UK Dunnes Stores subsidiary sees losses double to £4.5m

Entity hit by the value of certain properties on its books as well as admin expenses

A UK subsidiary of Dunnes Stores recorded a loss of £4.5 million (€5.4 million) in 2020, according to accounts just filed, largely due to a hit to the value of certain properties on its books.

Accounts for Dunnes Stores (UK) show that it recorded rental income from investment properties of £363,000 (€434,000) in the year to December 26th, 2020. This compared with income of £350,000 (€419,000) a year earlier.

Administrative expenses of £2.6 million (€3.1 million) and a £2.3 million (€2.7 million) hit on property values left it with a loss of £4.5 million, just over double the deficit recorded a year earlier.
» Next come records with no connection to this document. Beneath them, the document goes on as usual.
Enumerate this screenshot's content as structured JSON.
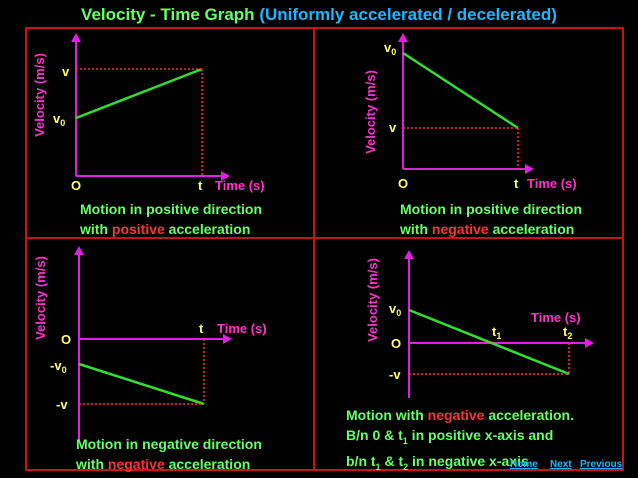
{
  "title": {
    "main": "Velocity - Time Graph",
    "sub": "(Uniformly accelerated / decelerated)"
  },
  "colors": {
    "frame": "#cc1111",
    "axes": "#e020e0",
    "line": "#33dd33",
    "guide": "#ff3333",
    "text_green": "#66ff66",
    "text_magenta": "#ff33cc",
    "text_yellow": "#ffff66",
    "accent_blue": "#1fb5ff"
  },
  "graphs": {
    "g1": {
      "ylabel": "Velocity (m/s)",
      "xlabel": "Time (s)",
      "v_label": "v",
      "v0_label": "v0",
      "origin_label": "O",
      "t_label": "t",
      "desc_line1": "Motion in positive direction",
      "desc_line2_pre": "with ",
      "desc_line2_red": "positive",
      "desc_line2_post": " acceleration"
    },
    "g2": {
      "ylabel": "Velocity (m/s)",
      "xlabel": "Time (s)",
      "v0_label": "v0",
      "v_label": "v",
      "origin_label": "O",
      "t_label": "t",
      "desc_line1": "Motion in positive direction",
      "desc_line2_pre": "with ",
      "desc_line2_red": "negative",
      "desc_line2_post": " acceleration"
    },
    "g3": {
      "ylabel": "Velocity (m/s)",
      "xlabel": "Time (s)",
      "origin_label": "O",
      "t_label": "t",
      "neg_v0_label": "-v0",
      "neg_v_label": "-v",
      "desc_line1": "Motion in negative direction",
      "desc_line2_pre": "with ",
      "desc_line2_red": "negative",
      "desc_line2_post": " acceleration"
    },
    "g4": {
      "ylabel": "Velocity (m/s)",
      "xlabel": "Time (s)",
      "v0_label": "v0",
      "origin_label": "O",
      "t1_label": "t1",
      "t2_label": "t2",
      "neg_v_label": "-v",
      "desc_line1_pre": "Motion with ",
      "desc_line1_red": "negative",
      "desc_line1_post": " acceleration.",
      "desc_line2_a": "B/n 0 & t",
      "desc_line2_sub": "1",
      "desc_line2_b": " in positive x-axis and",
      "desc_line3_a": "b/n t",
      "desc_line3_sub1": "1",
      "desc_line3_b": " & t",
      "desc_line3_sub2": "2",
      "desc_line3_c": " in negative x-axis"
    }
  },
  "nav": {
    "home": "Home",
    "next": "Next",
    "previous": "Previous"
  }
}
The business made a £950,000 (€1.13 million) loss on the disposal of investment property, the accounts show.

Dunnes’s UK entity closed 2020 with net liabilities of £10.4 million (€12.4 million) and no dividend was paid by the company. It did not employ any staff during the year but paid £36,000 (€43,000) in retirement benefits to “separately administered trust funds”.


Significant doubt

The auditor’s report notes that the directors have prepared the financial statements on a going concern basis and “do not intend to liquidate the company or to cease it operators” and they had concluded that there were “no material uncertainties that could cast significant doubt over its ability to continue as a going concern for at least a year from the date of the approval of the accounts”.

The accounts were signed off in December 2021 by Anne Heffernan, a granddaughter of Dunnes founder Ben Dunne senior and daughter of Margaret Heffernan who, along with her brother Frank Dunne, are the major shareholders in the family-owned retail group.

This entity acts as a holding company in the Dunnes group, according to the accounts. There is no other commentary about its activities. These accounts provide a window into Dunnes Stores’s financial position, given that the Irish business is unlimited and does not make its financial statements publicly available.